Just making sure the weak AI is clear about its interpretation through explicit confirmation ("Sir, I understand that you would like to launch the missiles at Russia in 15 minutes, am I correct?" "No. Siri, please book lunch with my sisters at the Russian restaurant on the 15th.") would probably make up for a lot.

Is voice recognition technology really on a plateau? I have highly accurate speaker independent speech recognition in my pocket now. I'm using it to dictate this response. It didn't require any training, and it's nearly perfect. I may be mistaken, but I believe this capability is relatively new. Even if it's not, it's so close to being perfect that there's little room for improvement, or so it seems.
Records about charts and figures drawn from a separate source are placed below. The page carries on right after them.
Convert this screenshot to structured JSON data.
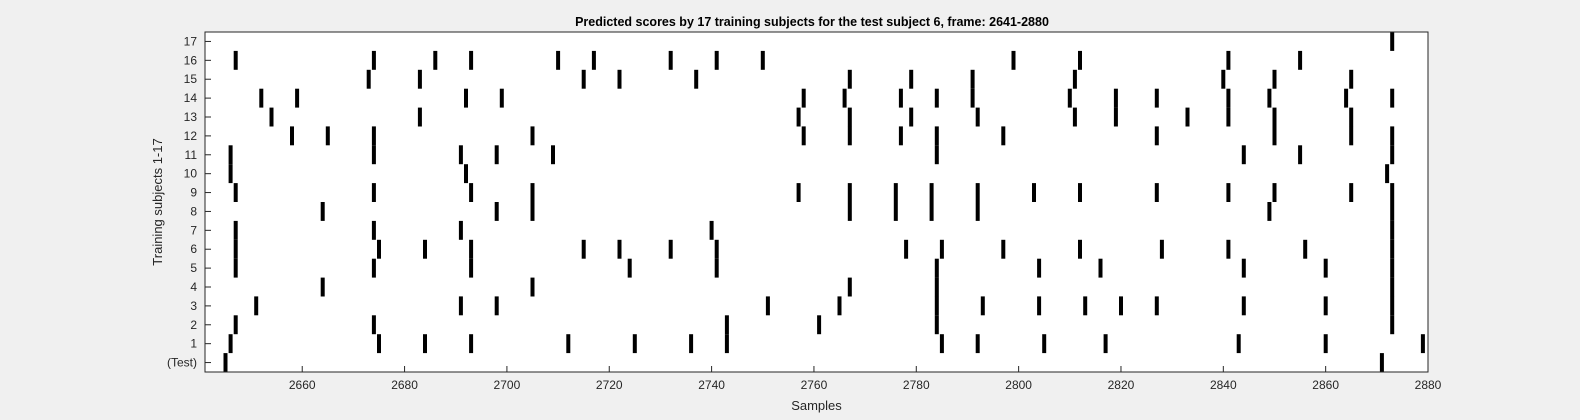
{
  "chart_data": {
    "type": "event-raster",
    "title": "Predicted scores by 17 training subjects for the test subject 6, frame: 2641-2880",
    "xlabel": "Samples",
    "ylabel": "Training subjects 1-17",
    "xlim": [
      2641,
      2880
    ],
    "x_ticks": [
      2660,
      2680,
      2700,
      2720,
      2740,
      2760,
      2780,
      2800,
      2820,
      2840,
      2860,
      2880
    ],
    "y_tick_labels": [
      "(Test)",
      "1",
      "2",
      "3",
      "4",
      "5",
      "6",
      "7",
      "8",
      "9",
      "10",
      "11",
      "12",
      "13",
      "14",
      "15",
      "16",
      "17"
    ],
    "grid": false,
    "mark_color": "#000000",
    "rows": [
      {
        "label": "(Test)",
        "x": [
          2645,
          2871
        ]
      },
      {
        "label": "1",
        "x": [
          2646,
          2675,
          2684,
          2693,
          2712,
          2725,
          2736,
          2743,
          2785,
          2792,
          2805,
          2817,
          2843,
          2860,
          2879
        ]
      },
      {
        "label": "2",
        "x": [
          2647,
          2674,
          2743,
          2761,
          2784,
          2873
        ]
      },
      {
        "label": "3",
        "x": [
          2651,
          2691,
          2698,
          2751,
          2765,
          2784,
          2793,
          2804,
          2813,
          2820,
          2827,
          2844,
          2860,
          2873
        ]
      },
      {
        "label": "4",
        "x": [
          2664,
          2705,
          2767,
          2784,
          2873
        ]
      },
      {
        "label": "5",
        "x": [
          2647,
          2674,
          2693,
          2724,
          2741,
          2784,
          2804,
          2816,
          2844,
          2860,
          2873
        ]
      },
      {
        "label": "6",
        "x": [
          2647,
          2675,
          2684,
          2693,
          2715,
          2722,
          2732,
          2741,
          2778,
          2785,
          2797,
          2812,
          2828,
          2841,
          2856,
          2873
        ]
      },
      {
        "label": "7",
        "x": [
          2647,
          2674,
          2691,
          2740,
          2873
        ]
      },
      {
        "label": "8",
        "x": [
          2664,
          2698,
          2705,
          2767,
          2776,
          2783,
          2792,
          2849,
          2873
        ]
      },
      {
        "label": "9",
        "x": [
          2647,
          2674,
          2693,
          2705,
          2757,
          2767,
          2776,
          2783,
          2792,
          2803,
          2812,
          2827,
          2841,
          2850,
          2865,
          2873
        ]
      },
      {
        "label": "10",
        "x": [
          2646,
          2692,
          2872
        ]
      },
      {
        "label": "11",
        "x": [
          2646,
          2674,
          2691,
          2698,
          2709,
          2784,
          2844,
          2855,
          2873
        ]
      },
      {
        "label": "12",
        "x": [
          2658,
          2665,
          2674,
          2705,
          2758,
          2767,
          2777,
          2784,
          2797,
          2827,
          2850,
          2865,
          2873
        ]
      },
      {
        "label": "13",
        "x": [
          2654,
          2683,
          2757,
          2767,
          2779,
          2792,
          2811,
          2819,
          2833,
          2841,
          2850,
          2865
        ]
      },
      {
        "label": "14",
        "x": [
          2652,
          2659,
          2692,
          2699,
          2758,
          2766,
          2777,
          2784,
          2791,
          2810,
          2819,
          2827,
          2841,
          2849,
          2864,
          2873
        ]
      },
      {
        "label": "15",
        "x": [
          2673,
          2683,
          2715,
          2722,
          2737,
          2767,
          2779,
          2791,
          2811,
          2840,
          2850,
          2865
        ]
      },
      {
        "label": "16",
        "x": [
          2647,
          2674,
          2686,
          2693,
          2710,
          2717,
          2732,
          2741,
          2750,
          2799,
          2812,
          2841,
          2855
        ]
      },
      {
        "label": "17",
        "x": [
          2873
        ]
      }
    ]
  }
}
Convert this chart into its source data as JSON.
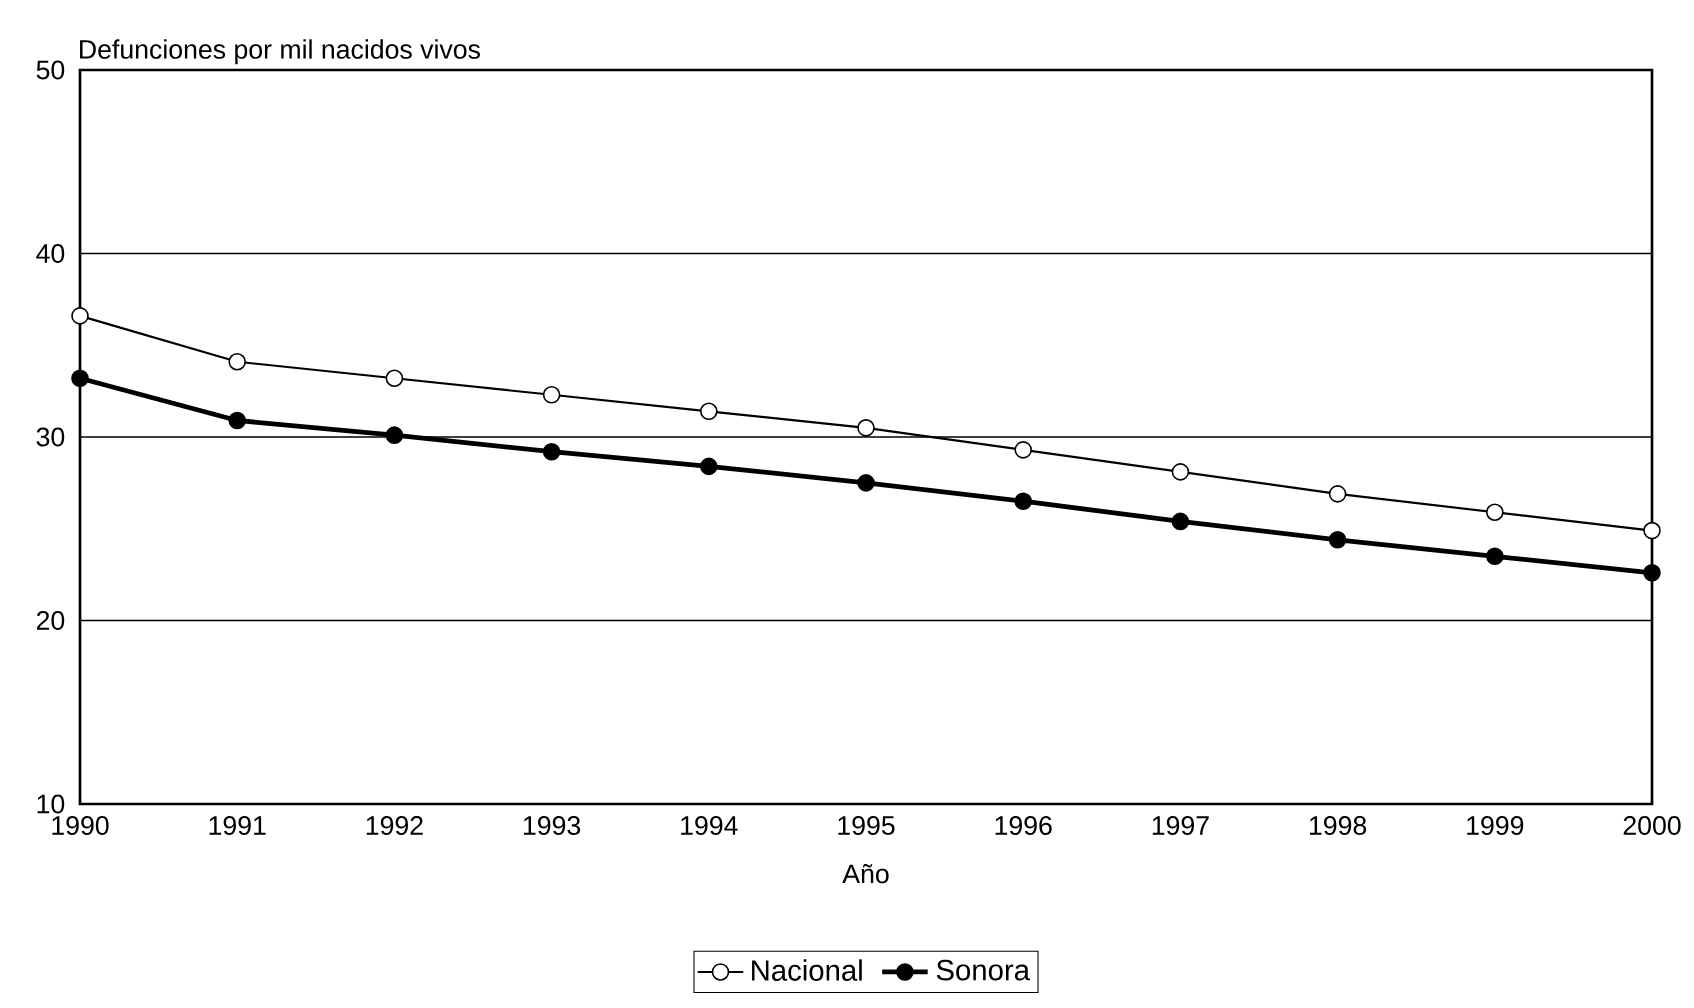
{
  "chart_data": {
    "type": "line",
    "ylabel": "Defunciones por mil nacidos vivos",
    "xlabel": "Año",
    "x": [
      1990,
      1991,
      1992,
      1993,
      1994,
      1995,
      1996,
      1997,
      1998,
      1999,
      2000
    ],
    "series": [
      {
        "name": "Nacional",
        "color": "#000000",
        "values": [
          36.6,
          34.1,
          33.2,
          32.3,
          31.4,
          30.5,
          29.3,
          28.1,
          26.9,
          25.9,
          24.9
        ]
      },
      {
        "name": "Sonora",
        "color": "#000000",
        "values": [
          33.2,
          30.9,
          30.1,
          29.2,
          28.4,
          27.5,
          26.5,
          25.4,
          24.4,
          23.5,
          22.6
        ]
      }
    ],
    "xlim": [
      1990,
      2000
    ],
    "xticks": [
      1990,
      1991,
      1992,
      1993,
      1994,
      1995,
      1996,
      1997,
      1998,
      1999,
      2000
    ],
    "ylim": [
      10,
      50
    ],
    "yticks": [
      10,
      20,
      30,
      40,
      50
    ],
    "grid": "y",
    "legend": "bottom",
    "marker": "circle",
    "line_style": "solid"
  }
}
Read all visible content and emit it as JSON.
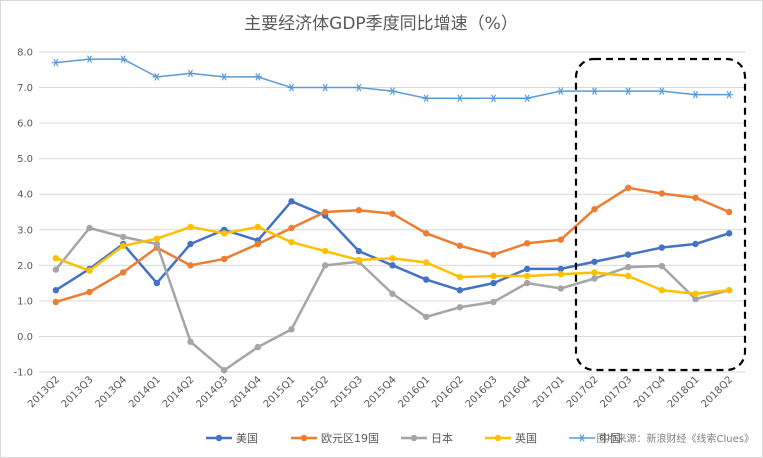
{
  "chart_data": {
    "type": "line",
    "title": "主要经济体GDP季度同比增速（%）",
    "xlabel": "",
    "ylabel": "",
    "ylim": [
      -1.0,
      8.0
    ],
    "yticks": [
      "8.0",
      "7.0",
      "6.0",
      "5.0",
      "4.0",
      "3.0",
      "2.0",
      "1.0",
      "0.0",
      "-1.0"
    ],
    "grid": true,
    "legend_position": "bottom",
    "categories": [
      "2013Q2",
      "2013Q3",
      "2013Q4",
      "2014Q1",
      "2014Q2",
      "2014Q3",
      "2014Q4",
      "2015Q1",
      "2015Q2",
      "2015Q3",
      "2015Q4",
      "2016Q1",
      "2016Q2",
      "2016Q3",
      "2016Q4",
      "2017Q1",
      "2017Q2",
      "2017Q3",
      "2017Q4",
      "2018Q1",
      "2018Q2"
    ],
    "series": [
      {
        "name": "美国",
        "color": "#4472C4",
        "marker": "circle",
        "values": [
          1.3,
          1.9,
          2.6,
          1.5,
          2.6,
          3.0,
          2.7,
          3.8,
          3.4,
          2.4,
          2.0,
          1.6,
          1.3,
          1.5,
          1.9,
          1.9,
          2.1,
          2.3,
          2.5,
          2.6,
          2.9
        ]
      },
      {
        "name": "欧元区19国",
        "color": "#ED7D31",
        "marker": "circle",
        "values": [
          0.97,
          1.25,
          1.8,
          2.5,
          2.0,
          2.18,
          2.6,
          3.05,
          3.5,
          3.55,
          3.45,
          2.9,
          2.55,
          2.3,
          2.62,
          2.72,
          3.58,
          4.18,
          4.02,
          3.9,
          3.5
        ]
      },
      {
        "name": "日本",
        "color": "#A5A5A5",
        "marker": "circle",
        "values": [
          1.88,
          3.05,
          2.8,
          2.6,
          -0.15,
          -0.95,
          -0.3,
          0.2,
          2.0,
          2.1,
          1.2,
          0.55,
          0.82,
          0.97,
          1.5,
          1.35,
          1.63,
          1.95,
          1.98,
          1.05,
          1.3
        ]
      },
      {
        "name": "英国",
        "color": "#FFC000",
        "marker": "circle",
        "values": [
          2.2,
          1.85,
          2.55,
          2.75,
          3.08,
          2.9,
          3.08,
          2.65,
          2.4,
          2.15,
          2.2,
          2.08,
          1.67,
          1.7,
          1.7,
          1.75,
          1.8,
          1.7,
          1.3,
          1.2,
          1.3
        ]
      },
      {
        "name": "中国",
        "color": "#5B9BD5",
        "marker": "star",
        "values": [
          7.7,
          7.8,
          7.8,
          7.3,
          7.4,
          7.3,
          7.3,
          7.0,
          7.0,
          7.0,
          6.9,
          6.7,
          6.7,
          6.7,
          6.7,
          6.9,
          6.9,
          6.9,
          6.9,
          6.8,
          6.8
        ]
      }
    ],
    "annotation": {
      "type": "dashed-box",
      "from_category": "2017Q2",
      "to_category": "2018Q2"
    }
  },
  "source_note": "图片来源：新浪财经《线索Clues》"
}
And yes, I know that all of the smart are not in my pocket, but rather in the cloud.

I bet you're enunciating clearly and that the mic is not picking up much background noise. (Note that you may be in an environment with some noise but there are easy ways to create noise-cancelling microphones or directional microphones that are very effective. You'd have to check the recording to see how much noise is on it.) I could get the same results from Dragon's voice recognition software with careful enunciation and a bit of practice 10 years ago. It is also well-known how to get very good accuracy on a restricted dictionary. What has not been solved is improving beyond that. Situations in which humans will easily extract speech, so easily that we do things like casually lay music tracks over a speaker without much thought, software will still just fail miserably for, as far as I know.
Was Dragon's software speaker-independent ten years ago, and did you have to train it? I looked into this recently and couldn't find any speaker-independent PC software now, and I think it all required training. Being able to just pick up and talk without any preliminaries is still a pretty big deal.

I'm sure you're right about the other deficiencies. "Almost perfect" is very strong, after all. Still, it's really excellent, and in my experience is much better than it was just a few years ago.